FIFA has banned Mohamed bin Hammam from football for life, making the Qatari the most senior FIFA official to have been convicted of corruption in the 107-year history of the world football governing body. The ethics committee handed down their punishment after months of investigation that showed bin Hammam had offered up $40,000 bribes in exchange for votes in the FIFA presidential election. It is expected that bin Hammam will now take his case to the FIFA appeals committee and if unsuccessful there, the Court of Arbitration for Sport.
It was alleged that bin Hammam offered up bribes to members of the Caribbean Football Union in his quest to unseat Sepp Blatter as FIFA president. It came just months after he helped Qatar shockingly win the right to host the 2022 World Cup, which cemented his status as a major powerbroker in world football and a threat to Blatter's reign. Evidence compiled by FIFA executive committee member Chuck Blazer started the investigation and FIFA claimed to have found additional evidence afterward that confirmed bin Hammam's guilt.
The ruling was made after an initial hearing in May that saw bin Hammam suspended indefinitely, subsequent investigation and a hearing over the last two days. As per FIFA rules, bin Hammam was informed of the charges brought against him and welcomed to attend the hearing to defend himself, but the Qatari did not appear.

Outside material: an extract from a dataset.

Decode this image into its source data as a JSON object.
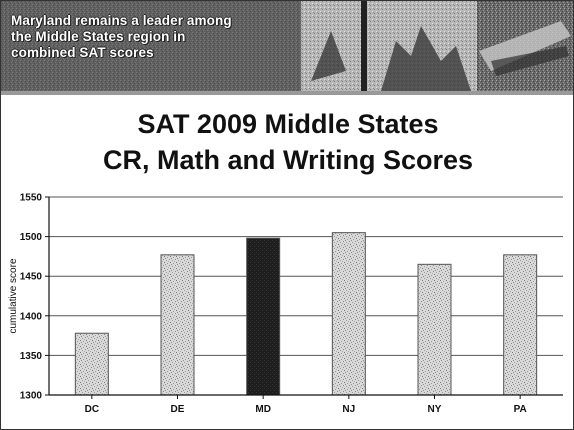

According to panel chairman Petrus Damaseb, the hearing "was in keeping with the declared policy of the committee to show zero tolerance of unethical behavior."
Ever since he was accused, bin Hammam has maintained his innocence and said that the charges were a political move by Blatter to derail bin Hammam's presidential campaign, allowing Blatter to win a fourth term as head of FIFA. The scandal did force bin Hammam to withdraw his candidacy, although his indefinite suspension would have made him ineligible to run anyways.
With the ethics committee having ruled, bin Hammam can now take his case to the five-member FIFA appeals committee. They can overturn his suspension, as can the Court of Arbitration for Sport, which he can appeal to if the appeals committee does not rule in his favor. According to Eugene Gulland, bin Hammam's lead counsel, he will continue to fight the charges.
"[bin Hammam] will continue to fight his case through the legal routes that are open to him.," Gulland said. "The FIFA ethics committee has apparently based its decision upon so called 'circumstantial' evidence, which our case has clearly demonstrated was bogus and founded on lies told by a senior FIFA official. We are confident of the strength of our case and invite FIFA to make available now to the media a full transcript of these proceedings."
In addition to being an executive committee member who was running for president, bin Hammam was also the president of the Asian Football Confederation. Now he is just the third executive committee member to be suspended for corruption in the last nine months.
Two members of the Caribbean Football Union who were also implicated in bin Hammam's bribery attempt were each suspended by the ethics committee for one year. The panel also recommended that FIFA open investigations into three other member who allegedly assisted bin Hammam in his bribery attempt, while investigations into several other members who allegedly accepted the bribes continue.